2016 BMW X6 Driving Impressions

The X6 handles well, considering its size and weight, nearly 5200 pounds. Adaptive suspension and active steering improve handling, but are costly.

For cruising freeways and suburban streets, Comfort mode offers the best balance between good handling and a cushy ride. In Sport mode, body roll is minimized. Sport Plus is useful for very hard driving with less invasive traction control for more wheel spin around corners.

Around the skid pad, we found the optional torque vectoring control, which automatically changes the power split between the rear wheels, increases grip and stability.

Braking performance is impressive on the X6 xDrive50i with M Sport package and the pedal feels progressive and comfortable.

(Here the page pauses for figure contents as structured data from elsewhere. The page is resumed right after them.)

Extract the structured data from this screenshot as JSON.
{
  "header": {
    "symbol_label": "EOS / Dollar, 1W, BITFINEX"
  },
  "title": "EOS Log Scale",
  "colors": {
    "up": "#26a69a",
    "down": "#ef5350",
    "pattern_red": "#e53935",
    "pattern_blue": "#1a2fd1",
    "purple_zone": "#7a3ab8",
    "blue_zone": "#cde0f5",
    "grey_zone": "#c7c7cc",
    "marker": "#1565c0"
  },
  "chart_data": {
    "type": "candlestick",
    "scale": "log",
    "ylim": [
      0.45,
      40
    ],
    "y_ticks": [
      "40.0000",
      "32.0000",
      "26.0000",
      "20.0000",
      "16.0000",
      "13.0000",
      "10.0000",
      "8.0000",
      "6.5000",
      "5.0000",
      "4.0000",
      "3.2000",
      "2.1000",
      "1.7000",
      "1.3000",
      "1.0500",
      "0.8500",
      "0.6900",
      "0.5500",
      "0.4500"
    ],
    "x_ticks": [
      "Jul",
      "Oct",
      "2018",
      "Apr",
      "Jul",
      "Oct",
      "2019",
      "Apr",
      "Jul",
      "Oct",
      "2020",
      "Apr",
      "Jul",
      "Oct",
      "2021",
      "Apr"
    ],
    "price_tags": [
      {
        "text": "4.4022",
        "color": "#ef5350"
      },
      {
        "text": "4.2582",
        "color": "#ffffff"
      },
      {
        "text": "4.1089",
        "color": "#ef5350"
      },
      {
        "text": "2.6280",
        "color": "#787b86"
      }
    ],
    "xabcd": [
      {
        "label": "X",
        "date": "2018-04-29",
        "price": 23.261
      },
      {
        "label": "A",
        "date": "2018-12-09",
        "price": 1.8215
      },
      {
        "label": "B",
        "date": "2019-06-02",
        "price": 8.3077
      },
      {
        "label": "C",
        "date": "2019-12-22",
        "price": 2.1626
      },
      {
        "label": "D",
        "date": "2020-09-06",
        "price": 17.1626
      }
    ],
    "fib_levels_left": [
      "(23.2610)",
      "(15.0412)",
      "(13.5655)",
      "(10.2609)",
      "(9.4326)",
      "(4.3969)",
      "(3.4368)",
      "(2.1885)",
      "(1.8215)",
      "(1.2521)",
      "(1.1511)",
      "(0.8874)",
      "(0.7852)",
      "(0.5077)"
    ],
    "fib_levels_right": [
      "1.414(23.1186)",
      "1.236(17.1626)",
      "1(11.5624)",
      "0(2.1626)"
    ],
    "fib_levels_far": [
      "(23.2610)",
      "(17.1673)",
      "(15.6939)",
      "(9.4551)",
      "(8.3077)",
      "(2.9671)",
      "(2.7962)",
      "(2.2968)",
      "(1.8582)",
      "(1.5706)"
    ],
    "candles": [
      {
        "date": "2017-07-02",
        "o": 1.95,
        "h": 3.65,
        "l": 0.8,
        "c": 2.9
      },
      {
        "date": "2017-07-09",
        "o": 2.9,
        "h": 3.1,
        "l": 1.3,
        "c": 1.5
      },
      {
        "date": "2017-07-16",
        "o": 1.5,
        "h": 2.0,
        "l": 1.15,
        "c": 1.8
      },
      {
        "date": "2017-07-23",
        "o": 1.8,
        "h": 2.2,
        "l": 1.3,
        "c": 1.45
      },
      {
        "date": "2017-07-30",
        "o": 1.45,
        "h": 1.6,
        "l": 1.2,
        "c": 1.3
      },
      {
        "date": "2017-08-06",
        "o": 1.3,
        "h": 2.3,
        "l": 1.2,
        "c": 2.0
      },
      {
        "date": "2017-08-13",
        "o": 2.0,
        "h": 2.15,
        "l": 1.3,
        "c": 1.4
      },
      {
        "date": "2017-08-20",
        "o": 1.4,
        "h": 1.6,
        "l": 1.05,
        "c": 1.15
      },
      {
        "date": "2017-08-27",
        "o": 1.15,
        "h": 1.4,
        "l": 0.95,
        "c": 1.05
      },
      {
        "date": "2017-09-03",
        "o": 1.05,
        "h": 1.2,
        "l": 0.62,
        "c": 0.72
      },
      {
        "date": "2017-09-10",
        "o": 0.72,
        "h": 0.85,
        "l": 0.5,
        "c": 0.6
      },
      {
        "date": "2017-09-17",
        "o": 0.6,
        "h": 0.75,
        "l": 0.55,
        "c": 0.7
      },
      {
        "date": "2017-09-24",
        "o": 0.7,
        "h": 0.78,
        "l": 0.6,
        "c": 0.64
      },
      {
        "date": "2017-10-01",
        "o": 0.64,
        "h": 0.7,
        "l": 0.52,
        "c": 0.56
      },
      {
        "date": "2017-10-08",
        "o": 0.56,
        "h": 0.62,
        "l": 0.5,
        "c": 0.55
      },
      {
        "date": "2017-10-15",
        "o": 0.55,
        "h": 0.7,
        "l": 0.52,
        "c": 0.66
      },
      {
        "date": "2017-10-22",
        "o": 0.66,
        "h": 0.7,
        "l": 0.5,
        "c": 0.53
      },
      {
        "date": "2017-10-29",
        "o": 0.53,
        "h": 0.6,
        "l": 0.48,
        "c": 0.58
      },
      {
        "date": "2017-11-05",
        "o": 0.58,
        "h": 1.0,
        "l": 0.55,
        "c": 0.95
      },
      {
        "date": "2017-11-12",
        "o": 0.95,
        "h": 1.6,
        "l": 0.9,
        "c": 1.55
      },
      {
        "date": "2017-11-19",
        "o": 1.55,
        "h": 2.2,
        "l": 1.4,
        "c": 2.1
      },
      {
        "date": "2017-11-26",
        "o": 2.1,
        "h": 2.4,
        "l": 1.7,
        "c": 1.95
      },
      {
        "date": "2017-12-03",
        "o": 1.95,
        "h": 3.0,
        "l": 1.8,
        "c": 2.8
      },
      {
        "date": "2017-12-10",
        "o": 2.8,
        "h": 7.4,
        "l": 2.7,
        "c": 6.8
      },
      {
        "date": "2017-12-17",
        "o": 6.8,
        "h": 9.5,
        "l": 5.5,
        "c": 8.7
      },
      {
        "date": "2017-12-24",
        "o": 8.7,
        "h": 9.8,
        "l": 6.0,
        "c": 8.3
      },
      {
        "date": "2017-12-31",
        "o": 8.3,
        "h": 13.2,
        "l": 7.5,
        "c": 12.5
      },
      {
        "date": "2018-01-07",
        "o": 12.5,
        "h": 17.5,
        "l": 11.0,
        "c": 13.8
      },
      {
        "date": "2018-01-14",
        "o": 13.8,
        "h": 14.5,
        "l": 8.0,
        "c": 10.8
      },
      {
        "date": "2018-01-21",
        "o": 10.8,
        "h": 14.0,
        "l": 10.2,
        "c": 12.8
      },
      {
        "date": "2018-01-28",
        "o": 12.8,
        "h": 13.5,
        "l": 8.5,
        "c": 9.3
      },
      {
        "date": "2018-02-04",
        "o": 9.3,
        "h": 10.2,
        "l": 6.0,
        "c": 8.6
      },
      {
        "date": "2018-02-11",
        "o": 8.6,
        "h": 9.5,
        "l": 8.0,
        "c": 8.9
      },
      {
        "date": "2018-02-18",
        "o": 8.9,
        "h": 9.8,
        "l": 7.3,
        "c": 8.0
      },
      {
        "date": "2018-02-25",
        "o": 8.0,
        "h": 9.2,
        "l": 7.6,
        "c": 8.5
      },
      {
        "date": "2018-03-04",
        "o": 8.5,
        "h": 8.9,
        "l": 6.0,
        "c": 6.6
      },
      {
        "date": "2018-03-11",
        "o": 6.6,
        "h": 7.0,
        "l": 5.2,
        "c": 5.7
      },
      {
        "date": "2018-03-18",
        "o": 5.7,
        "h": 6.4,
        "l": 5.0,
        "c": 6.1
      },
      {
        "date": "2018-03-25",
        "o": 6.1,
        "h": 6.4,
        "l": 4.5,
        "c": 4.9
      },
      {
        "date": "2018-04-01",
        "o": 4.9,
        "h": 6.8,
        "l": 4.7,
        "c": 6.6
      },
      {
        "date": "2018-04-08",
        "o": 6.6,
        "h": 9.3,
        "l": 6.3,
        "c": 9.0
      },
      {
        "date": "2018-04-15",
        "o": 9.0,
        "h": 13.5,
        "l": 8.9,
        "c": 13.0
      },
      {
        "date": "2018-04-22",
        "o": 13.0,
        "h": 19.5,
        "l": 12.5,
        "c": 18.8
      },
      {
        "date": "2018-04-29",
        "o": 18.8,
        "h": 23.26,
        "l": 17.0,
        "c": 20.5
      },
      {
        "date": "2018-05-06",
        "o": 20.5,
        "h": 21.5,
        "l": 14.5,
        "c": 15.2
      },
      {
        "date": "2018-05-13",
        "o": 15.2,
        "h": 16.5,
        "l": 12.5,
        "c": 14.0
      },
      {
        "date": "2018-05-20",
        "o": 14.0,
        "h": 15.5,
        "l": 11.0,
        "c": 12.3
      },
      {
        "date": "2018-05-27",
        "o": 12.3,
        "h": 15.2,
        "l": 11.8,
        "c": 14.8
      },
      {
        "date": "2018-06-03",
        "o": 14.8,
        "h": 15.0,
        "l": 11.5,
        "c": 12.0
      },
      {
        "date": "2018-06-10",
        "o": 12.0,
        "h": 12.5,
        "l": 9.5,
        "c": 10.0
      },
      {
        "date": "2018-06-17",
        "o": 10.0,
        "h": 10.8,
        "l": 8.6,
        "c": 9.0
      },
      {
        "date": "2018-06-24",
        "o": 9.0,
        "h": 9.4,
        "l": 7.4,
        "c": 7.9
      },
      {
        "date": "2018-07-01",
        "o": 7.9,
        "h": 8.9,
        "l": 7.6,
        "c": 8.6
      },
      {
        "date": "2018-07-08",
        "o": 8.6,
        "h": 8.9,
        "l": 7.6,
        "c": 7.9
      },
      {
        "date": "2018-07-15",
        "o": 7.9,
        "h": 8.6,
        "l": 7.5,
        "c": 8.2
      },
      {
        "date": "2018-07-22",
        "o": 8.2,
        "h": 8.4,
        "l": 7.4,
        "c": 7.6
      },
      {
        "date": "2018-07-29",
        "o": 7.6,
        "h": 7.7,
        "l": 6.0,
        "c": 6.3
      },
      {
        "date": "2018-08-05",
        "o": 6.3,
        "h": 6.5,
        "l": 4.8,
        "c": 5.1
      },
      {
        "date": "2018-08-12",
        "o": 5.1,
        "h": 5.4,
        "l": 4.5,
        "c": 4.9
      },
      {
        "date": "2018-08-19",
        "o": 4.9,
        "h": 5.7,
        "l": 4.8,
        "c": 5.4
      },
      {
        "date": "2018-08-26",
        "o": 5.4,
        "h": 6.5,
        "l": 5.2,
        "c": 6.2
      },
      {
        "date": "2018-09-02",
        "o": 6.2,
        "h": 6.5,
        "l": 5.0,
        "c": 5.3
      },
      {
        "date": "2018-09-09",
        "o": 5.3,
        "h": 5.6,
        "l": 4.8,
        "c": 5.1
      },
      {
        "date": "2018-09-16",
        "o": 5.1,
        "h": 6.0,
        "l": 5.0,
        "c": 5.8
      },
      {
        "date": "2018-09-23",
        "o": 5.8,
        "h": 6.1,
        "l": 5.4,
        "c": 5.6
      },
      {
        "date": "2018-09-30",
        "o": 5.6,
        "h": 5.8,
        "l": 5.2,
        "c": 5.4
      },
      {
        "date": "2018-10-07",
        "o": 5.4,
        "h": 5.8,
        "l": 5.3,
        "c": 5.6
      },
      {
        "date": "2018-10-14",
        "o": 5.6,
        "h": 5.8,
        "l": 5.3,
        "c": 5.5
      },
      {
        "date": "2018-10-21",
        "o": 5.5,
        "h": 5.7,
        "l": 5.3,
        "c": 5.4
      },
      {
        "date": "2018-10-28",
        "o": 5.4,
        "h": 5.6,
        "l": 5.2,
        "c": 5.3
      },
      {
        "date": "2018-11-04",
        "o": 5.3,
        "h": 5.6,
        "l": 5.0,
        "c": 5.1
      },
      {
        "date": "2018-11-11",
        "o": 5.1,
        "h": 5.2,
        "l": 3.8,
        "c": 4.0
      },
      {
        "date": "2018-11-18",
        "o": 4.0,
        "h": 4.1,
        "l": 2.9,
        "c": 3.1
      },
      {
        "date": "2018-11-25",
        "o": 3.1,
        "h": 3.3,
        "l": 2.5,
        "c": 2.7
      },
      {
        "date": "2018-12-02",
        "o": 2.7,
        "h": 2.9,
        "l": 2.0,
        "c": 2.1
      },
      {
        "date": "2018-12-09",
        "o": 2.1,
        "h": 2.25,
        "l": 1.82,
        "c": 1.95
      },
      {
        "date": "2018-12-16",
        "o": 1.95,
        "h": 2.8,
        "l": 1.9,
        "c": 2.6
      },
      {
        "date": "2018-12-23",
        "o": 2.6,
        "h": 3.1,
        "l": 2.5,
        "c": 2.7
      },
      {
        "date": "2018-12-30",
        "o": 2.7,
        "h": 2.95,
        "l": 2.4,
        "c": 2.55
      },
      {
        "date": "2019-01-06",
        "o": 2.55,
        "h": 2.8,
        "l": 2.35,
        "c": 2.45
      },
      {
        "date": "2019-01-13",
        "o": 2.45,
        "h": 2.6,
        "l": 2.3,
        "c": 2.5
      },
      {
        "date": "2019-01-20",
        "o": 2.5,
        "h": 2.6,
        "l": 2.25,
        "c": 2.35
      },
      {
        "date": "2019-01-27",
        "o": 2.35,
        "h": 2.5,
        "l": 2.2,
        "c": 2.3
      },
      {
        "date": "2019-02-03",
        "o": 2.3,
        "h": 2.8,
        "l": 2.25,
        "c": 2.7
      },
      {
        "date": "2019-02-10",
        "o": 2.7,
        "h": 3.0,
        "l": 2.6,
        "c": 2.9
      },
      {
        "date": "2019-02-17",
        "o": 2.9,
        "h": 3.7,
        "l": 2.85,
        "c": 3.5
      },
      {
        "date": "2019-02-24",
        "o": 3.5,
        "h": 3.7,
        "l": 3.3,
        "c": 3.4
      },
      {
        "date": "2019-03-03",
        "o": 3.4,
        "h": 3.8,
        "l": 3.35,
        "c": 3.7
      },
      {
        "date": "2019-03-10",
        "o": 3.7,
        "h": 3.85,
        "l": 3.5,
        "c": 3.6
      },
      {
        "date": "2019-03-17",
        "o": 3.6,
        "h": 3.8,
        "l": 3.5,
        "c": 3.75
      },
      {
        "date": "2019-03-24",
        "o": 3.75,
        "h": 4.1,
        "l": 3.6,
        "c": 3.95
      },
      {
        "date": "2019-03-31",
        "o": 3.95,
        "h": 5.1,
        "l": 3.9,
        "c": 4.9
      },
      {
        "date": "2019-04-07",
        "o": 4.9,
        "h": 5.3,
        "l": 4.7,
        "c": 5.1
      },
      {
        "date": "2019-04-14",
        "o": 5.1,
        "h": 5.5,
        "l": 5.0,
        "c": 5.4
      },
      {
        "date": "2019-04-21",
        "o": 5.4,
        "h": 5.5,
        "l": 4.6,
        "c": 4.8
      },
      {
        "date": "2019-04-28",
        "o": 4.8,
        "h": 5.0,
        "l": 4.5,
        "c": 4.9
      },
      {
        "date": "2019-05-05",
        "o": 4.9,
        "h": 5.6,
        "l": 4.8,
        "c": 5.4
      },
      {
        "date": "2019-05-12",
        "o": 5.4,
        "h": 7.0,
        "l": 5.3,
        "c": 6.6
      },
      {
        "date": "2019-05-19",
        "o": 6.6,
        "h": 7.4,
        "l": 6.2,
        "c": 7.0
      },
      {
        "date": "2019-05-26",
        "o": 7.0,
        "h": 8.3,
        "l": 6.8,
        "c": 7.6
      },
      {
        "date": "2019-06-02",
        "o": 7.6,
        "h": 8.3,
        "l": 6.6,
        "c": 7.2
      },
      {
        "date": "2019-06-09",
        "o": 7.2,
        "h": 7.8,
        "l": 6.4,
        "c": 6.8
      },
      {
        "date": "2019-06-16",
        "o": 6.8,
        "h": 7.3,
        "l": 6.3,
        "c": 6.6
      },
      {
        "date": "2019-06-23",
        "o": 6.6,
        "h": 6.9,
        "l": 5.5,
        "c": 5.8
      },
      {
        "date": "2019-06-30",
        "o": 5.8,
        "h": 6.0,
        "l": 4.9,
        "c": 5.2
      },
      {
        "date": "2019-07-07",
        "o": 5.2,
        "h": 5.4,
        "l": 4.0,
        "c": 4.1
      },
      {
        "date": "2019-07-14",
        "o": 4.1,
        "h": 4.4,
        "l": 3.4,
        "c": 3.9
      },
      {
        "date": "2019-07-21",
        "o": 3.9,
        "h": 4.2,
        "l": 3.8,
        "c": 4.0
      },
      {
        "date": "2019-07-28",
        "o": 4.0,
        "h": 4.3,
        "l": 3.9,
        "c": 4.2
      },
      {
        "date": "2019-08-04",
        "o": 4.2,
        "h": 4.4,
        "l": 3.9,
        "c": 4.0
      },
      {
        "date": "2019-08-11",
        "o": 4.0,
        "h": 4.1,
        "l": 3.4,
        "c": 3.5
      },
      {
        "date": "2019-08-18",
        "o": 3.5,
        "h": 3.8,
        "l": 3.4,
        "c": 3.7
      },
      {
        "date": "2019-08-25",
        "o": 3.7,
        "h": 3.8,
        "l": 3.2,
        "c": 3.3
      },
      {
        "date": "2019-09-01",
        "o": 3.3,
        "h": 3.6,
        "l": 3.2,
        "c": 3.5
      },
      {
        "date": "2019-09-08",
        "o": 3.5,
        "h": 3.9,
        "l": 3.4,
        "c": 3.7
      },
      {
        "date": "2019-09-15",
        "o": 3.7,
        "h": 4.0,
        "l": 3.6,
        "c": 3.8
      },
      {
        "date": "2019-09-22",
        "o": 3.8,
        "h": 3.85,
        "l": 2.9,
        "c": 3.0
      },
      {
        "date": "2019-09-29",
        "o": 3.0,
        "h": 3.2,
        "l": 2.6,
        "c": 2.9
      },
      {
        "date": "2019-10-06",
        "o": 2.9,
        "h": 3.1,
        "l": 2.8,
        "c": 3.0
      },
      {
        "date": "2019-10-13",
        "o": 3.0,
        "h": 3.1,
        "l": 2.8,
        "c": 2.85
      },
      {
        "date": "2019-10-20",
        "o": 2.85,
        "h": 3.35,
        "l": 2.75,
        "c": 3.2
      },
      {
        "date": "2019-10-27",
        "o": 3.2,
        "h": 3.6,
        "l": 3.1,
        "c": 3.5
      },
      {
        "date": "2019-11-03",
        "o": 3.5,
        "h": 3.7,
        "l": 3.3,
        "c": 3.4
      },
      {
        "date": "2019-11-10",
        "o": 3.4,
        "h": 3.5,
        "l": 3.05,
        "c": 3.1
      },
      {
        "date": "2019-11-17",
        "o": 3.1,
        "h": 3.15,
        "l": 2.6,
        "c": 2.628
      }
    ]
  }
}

The X6 handled a moderately challenging off-road course well. Rocks and ruts are best handled in Comfort mode. Hill Descent Control automatically controlled our X6 down steep hills without using the brake pedal. A front-view camera helps drivers see obstacles in the road, but wasn’t particularly helpful in navigating narrow passageways and turns.

The X6 xDrive50i features a 445-hp V8 that feels smooth and powerful on the open road.

The X6 sDrive35i and xDrive35i uses a 3.0-liter turbocharged inline-6 rated at 300 horsepower and 300 foot-pounds of torque and, according to BMW, makes the X6 capable of 0-60 mph in 6 seconds flat, which is quick for a vehicle of this size. EPA estimates for the six-cylinder are 19/23 mpg City/Highway for the rear-wheel-drive sDrive35i, and 18/27 mpg City/Highway for the all-wheel-drive xDrive35i.

The X6 M is fast traffic, with 567 horsepower, as we discovered at the Circuit of the Americas.